La famine indienne des années 1960 : Une mauvaise histoire

La famine des années 1960 en Inde a lancé la Révolution verte et la renommée internationale de son principal protagoniste, Norman Borlaug. Dès le départ, cependant, le récit a été faussé par des considérations politiques.

L’agriculture américaine a été fortement subventionnée dans les années 60, ce qui a entraîné un énorme excédent de production. Cet excédent ne pouvait être vendu au prix du marché, du moins pas sans mettre les agriculteurs américains en faillite. Selon la logique interventionniste typique, le gouvernement américain est intervenu pour subventionner l’exportation des produits agricoles américains afin de maintenir un prix artificiellement élevé sur le marché intérieur.
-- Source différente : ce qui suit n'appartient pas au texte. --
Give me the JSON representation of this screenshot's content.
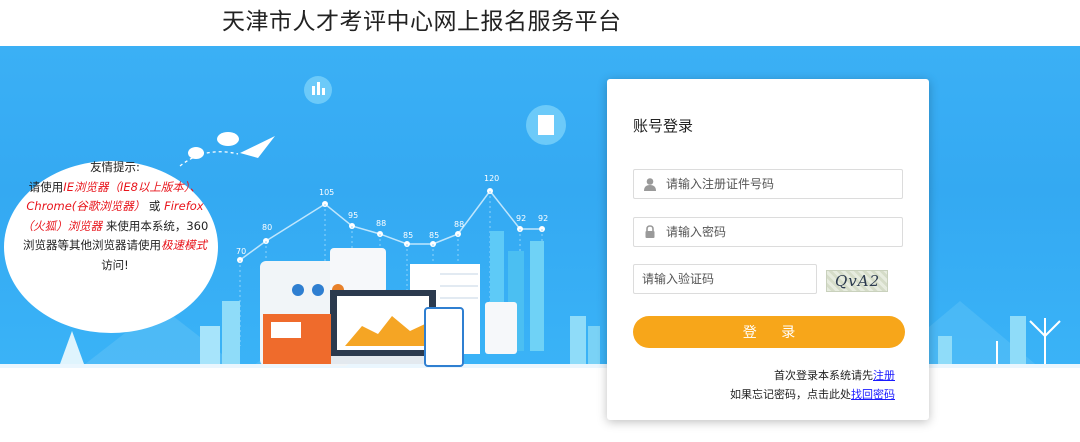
{
  "header": {
    "title": "天津市人才考评中心网上报名服务平台"
  },
  "tip": {
    "title": "友情提示:",
    "line1_a": "请使用",
    "ie": "IE浏览器（IE8以上版本）、",
    "chrome": "Chrome(谷歌浏览器）",
    "or": "或",
    "firefox": "Firefox（火狐）浏览器",
    "middle": "来使用本系统，360浏览器等其他浏览器请使用",
    "speed_mode": "极速模式",
    "end": "访问!"
  },
  "chart_labels": [
    "70",
    "80",
    "105",
    "95",
    "88",
    "85",
    "85",
    "88",
    "120",
    "92",
    "92"
  ],
  "login": {
    "title": "账号登录",
    "id_placeholder": "请输入注册证件号码",
    "password_placeholder": "请输入密码",
    "captcha_placeholder": "请输入验证码",
    "captcha_text": "QvA2",
    "submit": "登 录",
    "register_prefix": "首次登录本系统请先",
    "register_link": "注册",
    "forgot_prefix": "如果忘记密码，点击此处",
    "forgot_link": "找回密码"
  },
  "colors": {
    "banner": "#37adf4",
    "button": "#f7a61a",
    "link": "#1a1aff",
    "tip_red": "#e8141b"
  }
}
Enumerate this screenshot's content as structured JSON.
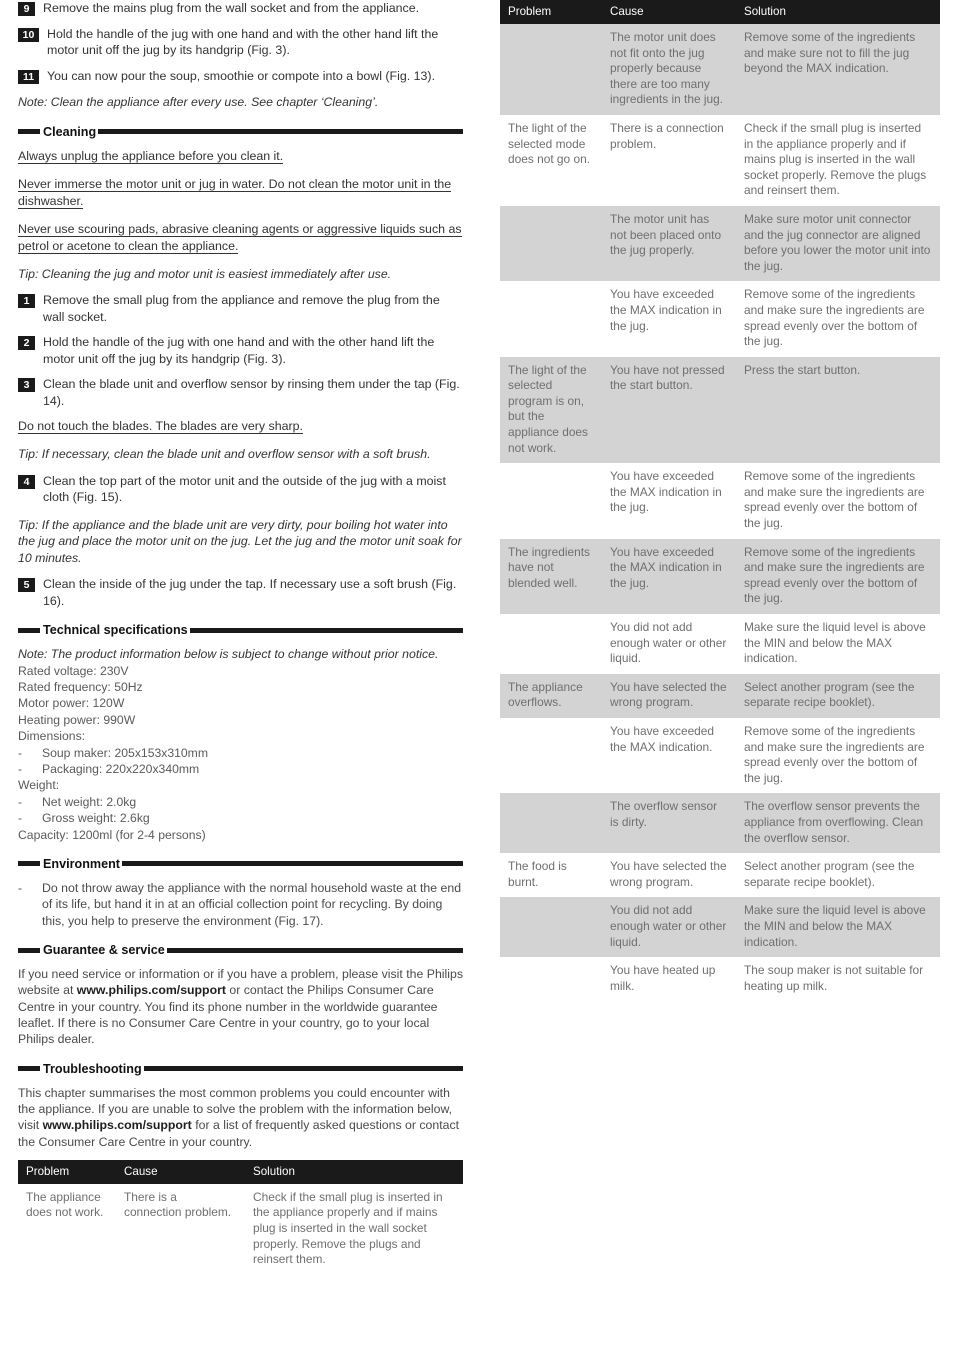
{
  "left": {
    "steps_top": [
      {
        "num": "9",
        "text": "Remove the mains plug from the wall socket and from the appliance."
      },
      {
        "num": "10",
        "text": "Hold the handle of the jug with one hand and with the other hand lift the motor unit off the jug by its handgrip (Fig. 3)."
      },
      {
        "num": "11",
        "text": "You can now pour the soup, smoothie or compote into a bowl (Fig. 13)."
      }
    ],
    "note_top": "Note: Clean the appliance after every use. See chapter ‘Cleaning’.",
    "cleaning": {
      "heading": "Cleaning",
      "warnings": [
        "Always unplug the appliance before you clean it.",
        "Never immerse the motor unit or jug in water. Do not clean the motor unit in the dishwasher.",
        "Never use scouring pads, abrasive cleaning agents or aggressive liquids such as petrol or acetone to clean the appliance."
      ],
      "tip1": "Tip: Cleaning the jug and motor unit is easiest immediately after use.",
      "steps_a": [
        {
          "num": "1",
          "text": "Remove the small plug from the appliance and remove the plug from the wall socket."
        },
        {
          "num": "2",
          "text": "Hold the handle of the jug with one hand and with the other hand lift the motor unit off the jug by its handgrip (Fig. 3)."
        },
        {
          "num": "3",
          "text": "Clean the blade unit and overflow sensor by rinsing them under the tap (Fig. 14)."
        }
      ],
      "warning_blades": "Do not touch the blades. The blades are very sharp.",
      "tip2": "Tip: If necessary, clean the blade unit and overflow sensor with a soft brush.",
      "steps_b": [
        {
          "num": "4",
          "text": "Clean the top part of the motor unit and the outside of the jug with a moist cloth (Fig. 15)."
        }
      ],
      "tip3": "Tip: If the appliance and the blade unit are very dirty, pour boiling hot water into the jug and place the motor unit on the jug. Let the jug and the motor unit soak for 10 minutes.",
      "steps_c": [
        {
          "num": "5",
          "text": "Clean the inside of the jug under the tap. If necessary use a soft brush (Fig. 16)."
        }
      ]
    },
    "tech": {
      "heading": "Technical specifications",
      "note": "Note: The product information below is subject to change without prior notice.",
      "lines": [
        {
          "type": "plain",
          "text": "Rated voltage: 230V"
        },
        {
          "type": "plain",
          "text": "Rated frequency: 50Hz"
        },
        {
          "type": "plain",
          "text": "Motor power: 120W"
        },
        {
          "type": "plain",
          "text": "Heating power: 990W"
        },
        {
          "type": "plain",
          "text": "Dimensions:"
        },
        {
          "type": "dash",
          "text": "Soup maker: 205x153x310mm"
        },
        {
          "type": "dash",
          "text": "Packaging: 220x220x340mm"
        },
        {
          "type": "plain",
          "text": "Weight:"
        },
        {
          "type": "dash",
          "text": "Net weight: 2.0kg"
        },
        {
          "type": "dash",
          "text": "Gross weight: 2.6kg"
        },
        {
          "type": "plain",
          "text": "Capacity: 1200ml (for 2-4 persons)"
        }
      ]
    },
    "environment": {
      "heading": "Environment",
      "bullet": "Do not throw away the appliance with the normal household waste at the end of its life, but hand it in at an official collection point for recycling. By doing this, you help to preserve the environment (Fig. 17)."
    },
    "guarantee": {
      "heading": "Guarantee & service",
      "text_a": "If you need service or information or if you have a problem, please visit the Philips website at ",
      "link": "www.philips.com/support",
      "text_b": " or contact the Philips Consumer Care Centre in your country. You find its phone number in the worldwide guarantee leaflet. If there is no Consumer Care Centre in your country, go to your local Philips dealer."
    },
    "troubleshooting": {
      "heading": "Troubleshooting",
      "intro_a": "This chapter summarises the most common problems you could encounter with the appliance. If you are unable to solve the problem with the information below, visit ",
      "intro_link": "www.philips.com/support",
      "intro_b": " for a list of frequently asked questions or contact the Consumer Care Centre in your country."
    },
    "table": {
      "columns": [
        "Problem",
        "Cause",
        "Solution"
      ],
      "rows": [
        {
          "shade": false,
          "problem": "The appliance does not work.",
          "cause": "There is a connection problem.",
          "solution": "Check if the small plug is inserted in the appliance properly and if mains plug is inserted in the wall socket properly. Remove the plugs and reinsert them."
        }
      ]
    }
  },
  "right": {
    "table": {
      "columns": [
        "Problem",
        "Cause",
        "Solution"
      ],
      "rows": [
        {
          "shade": true,
          "problem": "",
          "cause": "The motor unit does not fit onto the jug properly because there are too many ingredients in the jug.",
          "solution": "Remove some of the ingredients and make sure not to fill the jug beyond the MAX indication."
        },
        {
          "shade": false,
          "problem": "The light of the selected mode does not go on.",
          "cause": "There is a connection problem.",
          "solution": "Check if the small plug is inserted in the appliance properly and if mains plug is inserted in the wall socket properly. Remove the plugs and reinsert them."
        },
        {
          "shade": true,
          "problem": "",
          "cause": "The motor unit has not been placed onto the jug properly.",
          "solution": "Make sure motor unit connector and the jug connector are aligned before you lower the motor unit into the jug."
        },
        {
          "shade": false,
          "problem": "",
          "cause": "You have exceeded the MAX indication in the jug.",
          "solution": "Remove some of the ingredients and make sure the ingredients are spread evenly over the bottom of the jug."
        },
        {
          "shade": true,
          "problem": "The light of the selected program is on, but the appliance does not work.",
          "cause": "You have not pressed the start button.",
          "solution": "Press the start button."
        },
        {
          "shade": false,
          "problem": "",
          "cause": "You have exceeded the MAX indication in the jug.",
          "solution": "Remove some of the ingredients and make sure the ingredients are spread evenly over the bottom of the jug."
        },
        {
          "shade": true,
          "problem": "The ingredients have not blended well.",
          "cause": "You have exceeded the MAX indication in the jug.",
          "solution": "Remove some of the ingredients and make sure the ingredients are spread evenly over the bottom of the jug."
        },
        {
          "shade": false,
          "problem": "",
          "cause": "You did not add enough water or other liquid.",
          "solution": "Make sure the liquid level is above the MIN and below the MAX indication."
        },
        {
          "shade": true,
          "problem": "The appliance overflows.",
          "cause": "You have selected the wrong program.",
          "solution": "Select another program (see the separate recipe booklet)."
        },
        {
          "shade": false,
          "problem": "",
          "cause": "You have exceeded the MAX indication.",
          "solution": "Remove some of the ingredients and make sure the ingredients are spread evenly over the bottom of the jug."
        },
        {
          "shade": true,
          "problem": "",
          "cause": "The overflow sensor is dirty.",
          "solution": "The overflow sensor prevents the appliance from overflowing. Clean the overflow sensor."
        },
        {
          "shade": false,
          "problem": "The food is burnt.",
          "cause": "You have selected the wrong program.",
          "solution": "Select another program (see the separate recipe booklet)."
        },
        {
          "shade": true,
          "problem": "",
          "cause": "You did not add enough water or other liquid.",
          "solution": "Make sure the liquid level is above the MIN and below the MAX indication."
        },
        {
          "shade": false,
          "problem": "",
          "cause": "You have heated up milk.",
          "solution": "The soup maker is not suitable for heating up milk."
        }
      ]
    }
  }
}
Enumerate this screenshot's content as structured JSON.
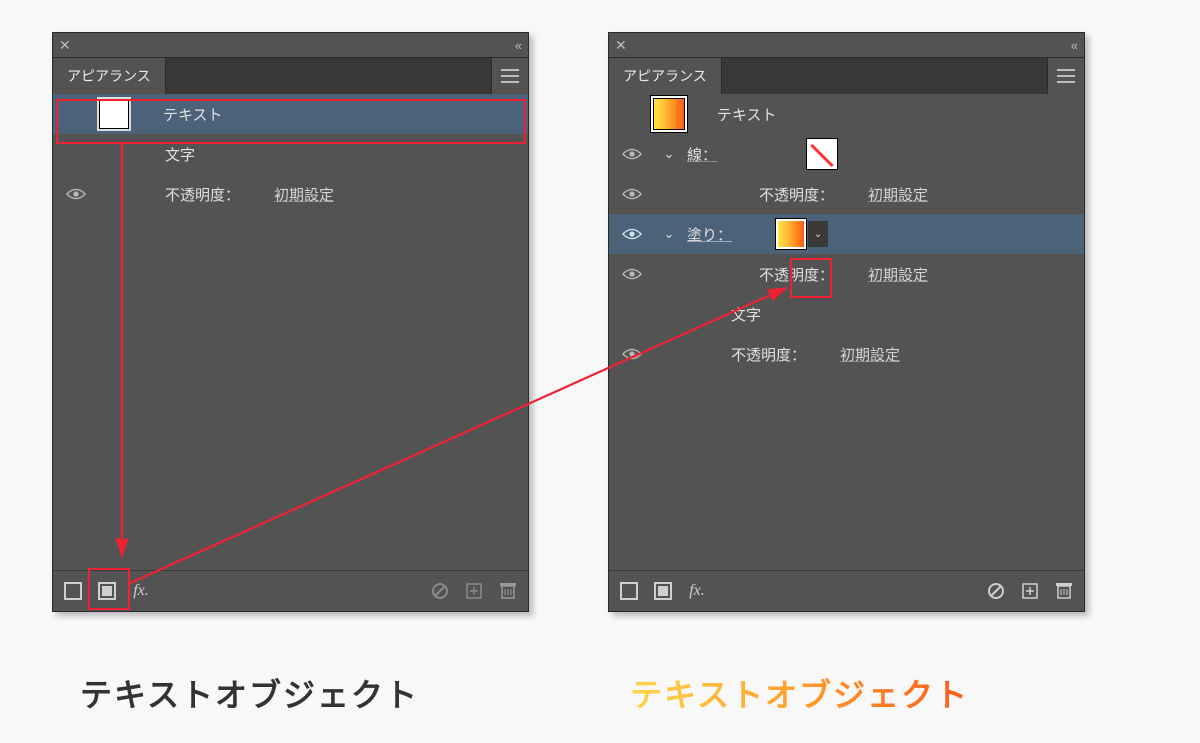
{
  "panelLeft": {
    "tabTitle": "アピアランス",
    "rows": {
      "textLabel": "テキスト",
      "charLabel": "文字",
      "opacityLabel": "不透明度：",
      "opacityValue": "初期設定"
    }
  },
  "panelRight": {
    "tabTitle": "アピアランス",
    "rows": {
      "textLabel": "テキスト",
      "strokeLabel": "線：",
      "opacityLabel": "不透明度：",
      "opacityValue": "初期設定",
      "fillLabel": "塗り：",
      "charLabel": "文字"
    }
  },
  "captions": {
    "left": "テキストオブジェクト",
    "right": "テキストオブジェクト"
  }
}
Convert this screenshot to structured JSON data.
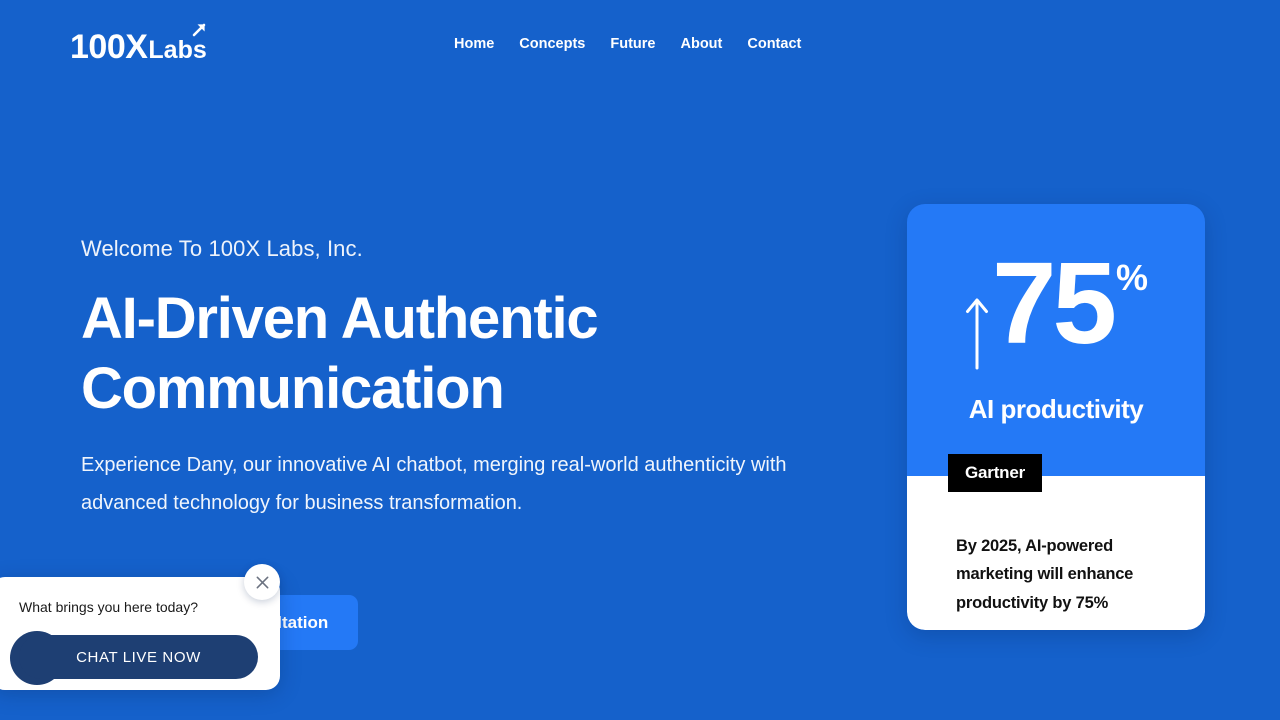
{
  "brand": {
    "logo_primary": "100X",
    "logo_secondary": "Labs",
    "arrow_icon": "arrow-up-right-icon"
  },
  "nav": {
    "items": [
      {
        "label": "Home"
      },
      {
        "label": "Concepts"
      },
      {
        "label": "Future"
      },
      {
        "label": "About"
      },
      {
        "label": "Contact"
      }
    ]
  },
  "hero": {
    "eyebrow": "Welcome To 100X Labs, Inc.",
    "headline": "AI-Driven Authentic Communication",
    "subcopy": "Experience Dany, our innovative AI chatbot, merging real-world authenticity with advanced technology for business transformation.",
    "cta_label": "Book a Consultation"
  },
  "stat_card": {
    "trend_icon": "arrow-up-icon",
    "value": "75",
    "unit": "%",
    "label": "AI productivity",
    "source": "Gartner",
    "quote": "By 2025, AI-powered marketing will enhance productivity by 75%"
  },
  "chat_widget": {
    "prompt": "What brings you here today?",
    "button_label": "CHAT LIVE NOW",
    "close_icon": "close-icon",
    "avatar_icon": "avatar"
  },
  "colors": {
    "page_background": "#1561cb",
    "card_blue": "#2479f6",
    "chat_navy": "#1e3f73",
    "source_tag": "#000000",
    "surface_white": "#ffffff"
  }
}
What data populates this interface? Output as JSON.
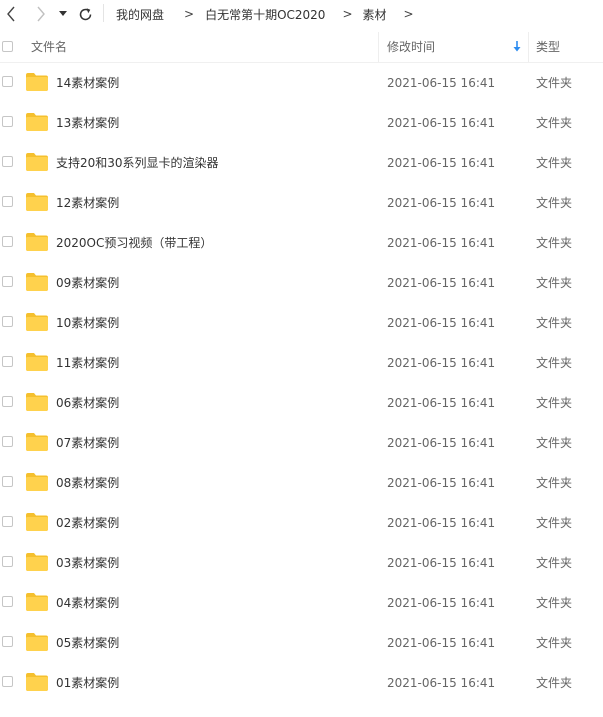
{
  "breadcrumb": {
    "items": [
      "我的网盘",
      "白无常第十期OC2020",
      "素材"
    ],
    "separator": ">"
  },
  "columns": {
    "name": "文件名",
    "modified": "修改时间",
    "type": "类型"
  },
  "sort": {
    "column": "modified",
    "direction": "descending"
  },
  "files": [
    {
      "name": "14素材案例",
      "modified": "2021-06-15 16:41",
      "type": "文件夹"
    },
    {
      "name": "13素材案例",
      "modified": "2021-06-15 16:41",
      "type": "文件夹"
    },
    {
      "name": "支持20和30系列显卡的渲染器",
      "modified": "2021-06-15 16:41",
      "type": "文件夹"
    },
    {
      "name": "12素材案例",
      "modified": "2021-06-15 16:41",
      "type": "文件夹"
    },
    {
      "name": "2020OC预习视频（带工程）",
      "modified": "2021-06-15 16:41",
      "type": "文件夹"
    },
    {
      "name": "09素材案例",
      "modified": "2021-06-15 16:41",
      "type": "文件夹"
    },
    {
      "name": "10素材案例",
      "modified": "2021-06-15 16:41",
      "type": "文件夹"
    },
    {
      "name": "11素材案例",
      "modified": "2021-06-15 16:41",
      "type": "文件夹"
    },
    {
      "name": "06素材案例",
      "modified": "2021-06-15 16:41",
      "type": "文件夹"
    },
    {
      "name": "07素材案例",
      "modified": "2021-06-15 16:41",
      "type": "文件夹"
    },
    {
      "name": "08素材案例",
      "modified": "2021-06-15 16:41",
      "type": "文件夹"
    },
    {
      "name": "02素材案例",
      "modified": "2021-06-15 16:41",
      "type": "文件夹"
    },
    {
      "name": "03素材案例",
      "modified": "2021-06-15 16:41",
      "type": "文件夹"
    },
    {
      "name": "04素材案例",
      "modified": "2021-06-15 16:41",
      "type": "文件夹"
    },
    {
      "name": "05素材案例",
      "modified": "2021-06-15 16:41",
      "type": "文件夹"
    },
    {
      "name": "01素材案例",
      "modified": "2021-06-15 16:41",
      "type": "文件夹"
    }
  ],
  "colors": {
    "folder": "#ffd24d",
    "folder_tab": "#f5c02e",
    "sort_arrow": "#2d8cf0"
  },
  "icons": [
    "back-arrow-icon",
    "forward-arrow-icon",
    "dropdown-caret-icon",
    "refresh-icon",
    "folder-icon",
    "sort-down-arrow-icon"
  ]
}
L’Inde a ainsi été inondée de blé américain bon marché au début des années 60, mais, comme l’écrit G.D. Stone, cela n’a pas atténué les pénuries alimentaires de l’Inde, mais les a provoquées. Dans un cas simple d’ajustement des agriculteurs à leur avantage comparatif, les Indiens ont réorienté leur production vers des cultures de rente (comme la canne à sucre et le jute) destinées à l’exportation et ont ainsi financé leurs importations de blé américain bon marché.

La sécheresse de 1965 et des années suivantes est bien réelle, mais son impact ne se limite pas à l’échec des cultures vivrières. Les cultures de jute et de canne à sucre ont souffert, entraînant de réelles difficultés pour les ouvriers agricoles. Mais ces difficultés ne se sont jamais traduites par une famine généralisée. En 1965, le président américain, Lyndon B. Johnson, tentait de faire approuver par le Congrès une nouvelle loi agricole prévoyant des subventions accrues pour les exportations agricoles et une aide étrangère sous la forme du plan « Food for Peace ». Les rapports sur la sécheresse en Inde sont une aubaine : face à un Congrès récalcitrant, Johnson joue le spectre de la sécheresse et de la famine massive. Sa législation est dûment adoptée et encore plus de céréales américaines sont expédiées en Inde, ce qui a sans aucun doute contribué à soulager certaines difficultés à court terme.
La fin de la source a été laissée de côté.